In Tynwald next week, Liberal Vannin MHK Kate Beecroft will call for the Disability Discrimination Act to be brought into force as soon as possible – and that a timetable for this should be published by June this year.

The member for Douglas South said: ‘They’ve been dragging their heels for too long.

‘Even if they say they can’t afford to implement the Act right away we should be given a definite answer one way or another. We should have a proper timetable for implementation.’

Mrs Beecroft said that with the Act having been passed in 2006, the government and the private sector have had enough time to prepare for any changes it might require.

One charity has warned that the delay was leaving the island’s most vulnerable exposed – particularly at a time of major reform to the benefits system.

Ian Cooil, chief executive of Manx Blind Welfare, said: ‘In the absence of the Disability Discrimination Act, there is very little in the way of legislation to protect the most vulnerable in our community. This is a major failing on a national level for the island.’

The Disability Discrimination Act aims to demand minimum levels of disabled access to buildings and prevent discrimination against disabled people in the supply of goods and services.
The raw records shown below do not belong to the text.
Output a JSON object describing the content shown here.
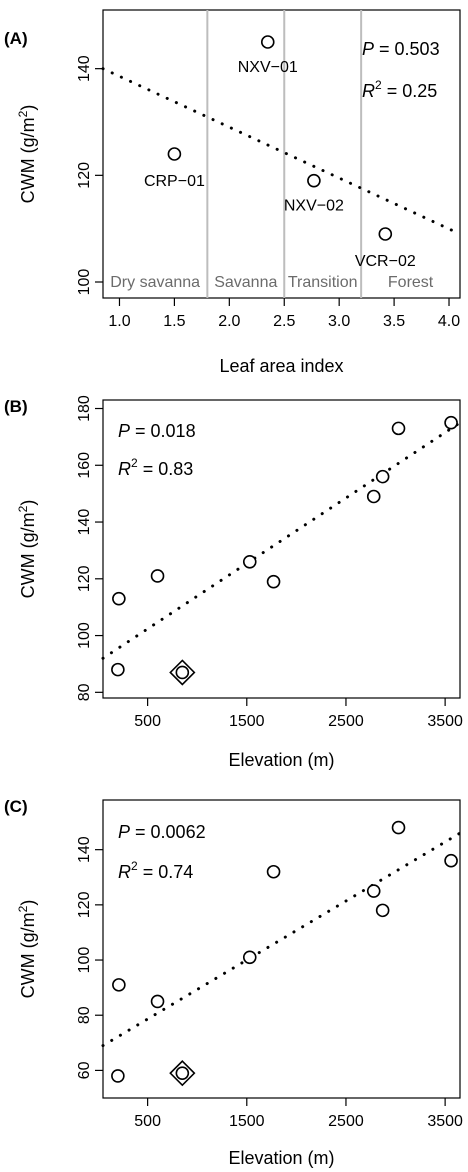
{
  "chart_data": [
    {
      "type": "scatter",
      "panel_label": "(A)",
      "xlabel": "Leaf area index",
      "ylabel": "CWM (g/m²)",
      "xlim": [
        0.85,
        4.1
      ],
      "ylim": [
        97,
        151
      ],
      "xticks": [
        1.0,
        1.5,
        2.0,
        2.5,
        3.0,
        3.5,
        4.0
      ],
      "yticks": [
        100,
        120,
        140
      ],
      "points": [
        {
          "x": 1.5,
          "y": 124,
          "label": "CRP−01"
        },
        {
          "x": 2.35,
          "y": 145,
          "label": "NXV−01"
        },
        {
          "x": 2.77,
          "y": 119,
          "label": "NXV−02"
        },
        {
          "x": 3.42,
          "y": 109,
          "label": "VCR−02"
        }
      ],
      "highlight_points": [],
      "fit_line": {
        "x": [
          0.85,
          4.1
        ],
        "y": [
          140,
          109
        ]
      },
      "zone_dividers": [
        1.8,
        2.5,
        3.2
      ],
      "zones": [
        "Dry savanna",
        "Savanna",
        "Transition",
        "Forest"
      ],
      "stats": {
        "p": "0.503",
        "r2": "0.25"
      }
    },
    {
      "type": "scatter",
      "panel_label": "(B)",
      "xlabel": "Elevation (m)",
      "ylabel": "CWM (g/m²)",
      "xlim": [
        50,
        3650
      ],
      "ylim": [
        78,
        183
      ],
      "xticks": [
        500,
        1500,
        2500,
        3500
      ],
      "yticks": [
        80,
        100,
        120,
        140,
        160,
        180
      ],
      "points": [
        {
          "x": 200,
          "y": 88
        },
        {
          "x": 210,
          "y": 113
        },
        {
          "x": 600,
          "y": 121
        },
        {
          "x": 850,
          "y": 87
        },
        {
          "x": 1530,
          "y": 126
        },
        {
          "x": 1770,
          "y": 119
        },
        {
          "x": 2780,
          "y": 149
        },
        {
          "x": 2870,
          "y": 156
        },
        {
          "x": 3030,
          "y": 173
        },
        {
          "x": 3560,
          "y": 175
        }
      ],
      "highlight_points": [
        {
          "x": 850,
          "y": 87
        }
      ],
      "fit_line": {
        "x": [
          50,
          3650
        ],
        "y": [
          92,
          175
        ]
      },
      "stats": {
        "p": "0.018",
        "r2": "0.83"
      }
    },
    {
      "type": "scatter",
      "panel_label": "(C)",
      "xlabel": "Elevation (m)",
      "ylabel": "CWM (g/m²)",
      "xlim": [
        50,
        3650
      ],
      "ylim": [
        50,
        158
      ],
      "xticks": [
        500,
        1500,
        2500,
        3500
      ],
      "yticks": [
        60,
        80,
        100,
        120,
        140
      ],
      "points": [
        {
          "x": 200,
          "y": 58
        },
        {
          "x": 210,
          "y": 91
        },
        {
          "x": 600,
          "y": 85
        },
        {
          "x": 850,
          "y": 59
        },
        {
          "x": 1530,
          "y": 101
        },
        {
          "x": 1770,
          "y": 132
        },
        {
          "x": 2780,
          "y": 125
        },
        {
          "x": 2870,
          "y": 118
        },
        {
          "x": 3030,
          "y": 148
        },
        {
          "x": 3560,
          "y": 136
        }
      ],
      "highlight_points": [
        {
          "x": 850,
          "y": 59
        }
      ],
      "fit_line": {
        "x": [
          50,
          3650
        ],
        "y": [
          69,
          146
        ]
      },
      "stats": {
        "p": "0.0062",
        "r2": "0.74"
      }
    }
  ]
}
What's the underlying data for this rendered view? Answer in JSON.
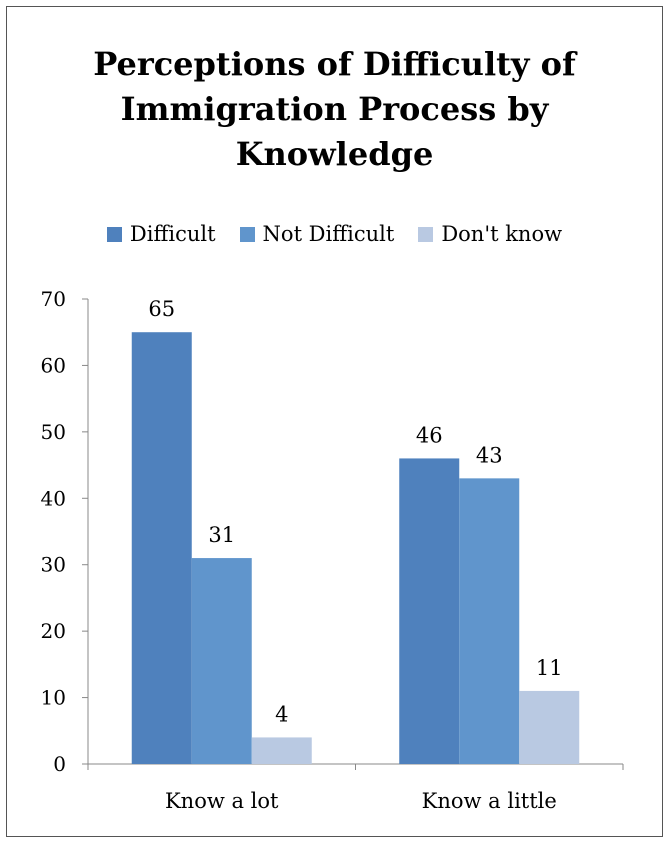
{
  "chart_data": {
    "type": "bar",
    "title": "Perceptions of Difficulty of Immigration Process by Knowledge",
    "title_lines": [
      "Perceptions of Difficulty of",
      "Immigration Process by",
      "Knowledge"
    ],
    "categories": [
      "Know a lot",
      "Know a little"
    ],
    "series": [
      {
        "name": "Difficult",
        "values": [
          65,
          46
        ],
        "color": "#4F81BD"
      },
      {
        "name": "Not Difficult",
        "values": [
          31,
          43
        ],
        "color": "#6095CC"
      },
      {
        "name": "Don't know",
        "values": [
          4,
          11
        ],
        "color": "#B9C9E2"
      }
    ],
    "yticks": [
      0,
      10,
      20,
      30,
      40,
      50,
      60,
      70
    ],
    "ylim": [
      0,
      70
    ],
    "legend_position": "top",
    "grid": false
  }
}
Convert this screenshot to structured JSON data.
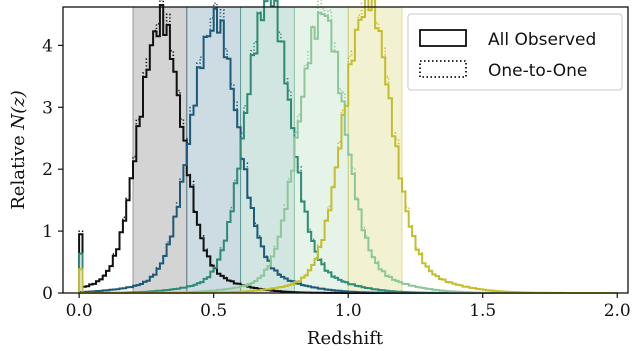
{
  "chart_data": {
    "type": "line",
    "title": "",
    "xlabel": "Redshift",
    "ylabel_prefix": "Relative ",
    "ylabel_math": "N(z)",
    "xlim": [
      -0.06,
      2.04
    ],
    "ylim": [
      0,
      4.62
    ],
    "xticks": [
      0.0,
      0.5,
      1.0,
      1.5,
      2.0
    ],
    "xtick_labels": [
      "0.0",
      "0.5",
      "1.0",
      "1.5",
      "2.0"
    ],
    "yticks": [
      0,
      1,
      2,
      3,
      4
    ],
    "ytick_labels": [
      "0",
      "1",
      "2",
      "3",
      "4"
    ],
    "grid": false,
    "legend_position": "top-right",
    "legend": [
      {
        "label": "All Observed",
        "style": "solid"
      },
      {
        "label": "One-to-One",
        "style": "dotted"
      }
    ],
    "bins": [
      {
        "range": [
          0.2,
          0.4
        ],
        "color": "#3a3a3a"
      },
      {
        "range": [
          0.4,
          0.6
        ],
        "color": "#1d5a7a"
      },
      {
        "range": [
          0.6,
          0.8
        ],
        "color": "#2e8b74"
      },
      {
        "range": [
          0.8,
          1.0
        ],
        "color": "#8dc79a"
      },
      {
        "range": [
          1.0,
          1.2
        ],
        "color": "#c4be2c"
      }
    ],
    "series": [
      {
        "color": "#111111",
        "mu": 0.3,
        "sigma": 0.078,
        "peak": 4.0,
        "spike": 0.95
      },
      {
        "color": "#1d5a7a",
        "mu": 0.5,
        "sigma": 0.085,
        "peak": 4.0,
        "spike": 0.0
      },
      {
        "color": "#2e8b74",
        "mu": 0.7,
        "sigma": 0.08,
        "peak": 4.35,
        "spike": 0.62
      },
      {
        "color": "#8dc79a",
        "mu": 0.9,
        "sigma": 0.083,
        "peak": 4.1,
        "spike": 0.0
      },
      {
        "color": "#c4be2c",
        "mu": 1.07,
        "sigma": 0.085,
        "peak": 4.3,
        "spike": 0.4
      }
    ]
  }
}
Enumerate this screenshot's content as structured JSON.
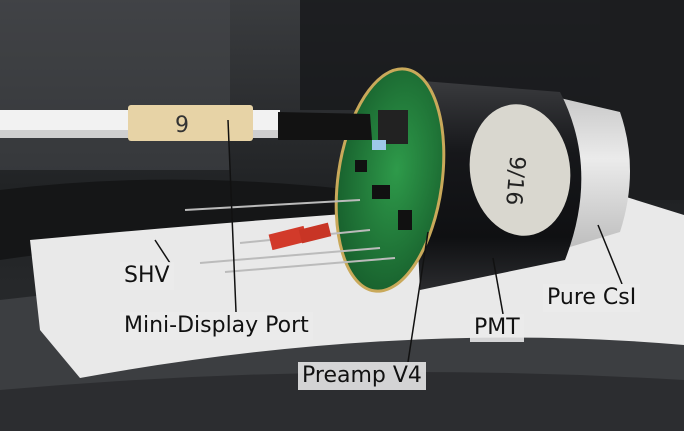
{
  "labels": {
    "shv": "SHV",
    "mini_display_port": "Mini-Display Port",
    "preamp": "Preamp V4",
    "pmt": "PMT",
    "pure_csi": "Pure CsI"
  },
  "tape_text": "9",
  "label_text": "9/16",
  "colors": {
    "pcb_green": "#1f7a3a",
    "pmt_wrap": "#1b1c1e",
    "crystal": "#d8d8d8",
    "cable_white": "#f2f2f2",
    "tape": "#e7d3a6",
    "tissue": "#e9e9e9"
  }
}
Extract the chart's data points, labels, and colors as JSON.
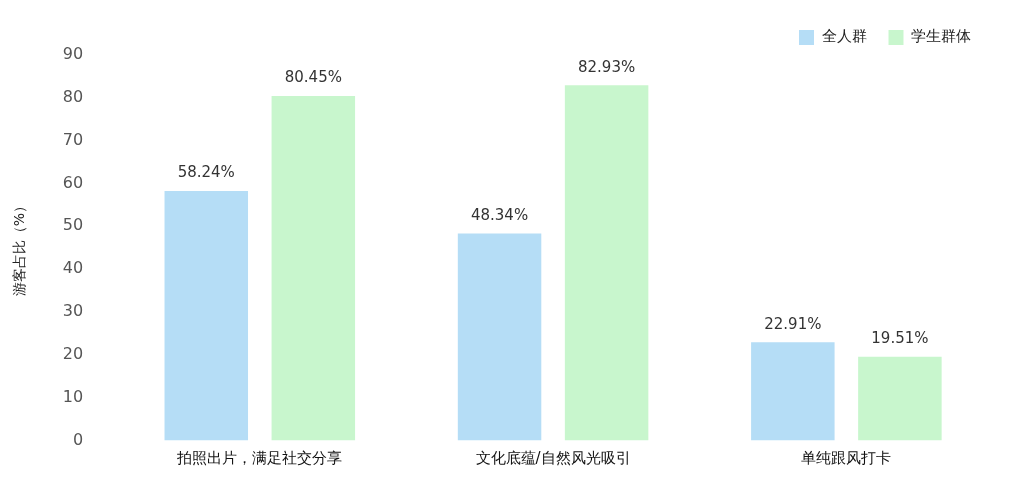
{
  "chart_data": {
    "type": "bar",
    "ylabel": "游客占比（%）",
    "categories": [
      "拍照出片，满足社交分享",
      "文化底蕴/自然风光吸引",
      "单纯跟风打卡"
    ],
    "series": [
      {
        "name": "全人群",
        "color": "#b5ddf6",
        "values": [
          58.24,
          48.34,
          22.91
        ],
        "value_labels": [
          "58.24%",
          "48.34%",
          "22.91%"
        ]
      },
      {
        "name": "学生群体",
        "color": "#c8f6cd",
        "values": [
          80.45,
          82.93,
          19.51
        ],
        "value_labels": [
          "80.45%",
          "82.93%",
          "19.51%"
        ]
      }
    ],
    "ylim": [
      0,
      90
    ],
    "yticks": [
      0,
      10,
      20,
      30,
      40,
      50,
      60,
      70,
      80,
      90
    ],
    "grid": false,
    "legend": "top right"
  }
}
Similar legislation was introduced in the UK in 1995, to be superseded by the Equality Act in 2010,

The Council of Ministers has repeatedly said it is committed to implementing the Act. But Ministers have concerns about the likely financial impact on government, businesses and the voluntary, charitable and not-for-profit organisations.

In September 2011 the Department of Social Care announced it had commissioned a team of UK consultants, Sight and Sound Technology Limited, to assess the likely cost of implementation.

At the time, the then Social Care Minister Martyn Quayle said the aim was to introduce this legislation ‘without further unnecessary delay’ while also ensuring it does not have ‘unintended adverse economic impacts’.

In November 2011, it was announced the department would consult public, private and third sector parties about the implementation of the act.

Current Social Care Minister Chris Robertshaw said then that ‘only after a full assessment can we look at the implementation plans and timescales for this important legislation in a manner that is achievable for all involved’.

It was expected that Sight and Sound Technology would complete their assignment by January 2012 after reviewing the findings, and the department would bring the matter before CoMin and Tynwald for approval.

In her motion tabled to next week’s Tynwald, Mrs Beecroft will move that ‘the Disability Discrimination Act 2006 should be brought into force as soon as possible; and that the department should publish a timetable for implementation of the Act by June 2013’.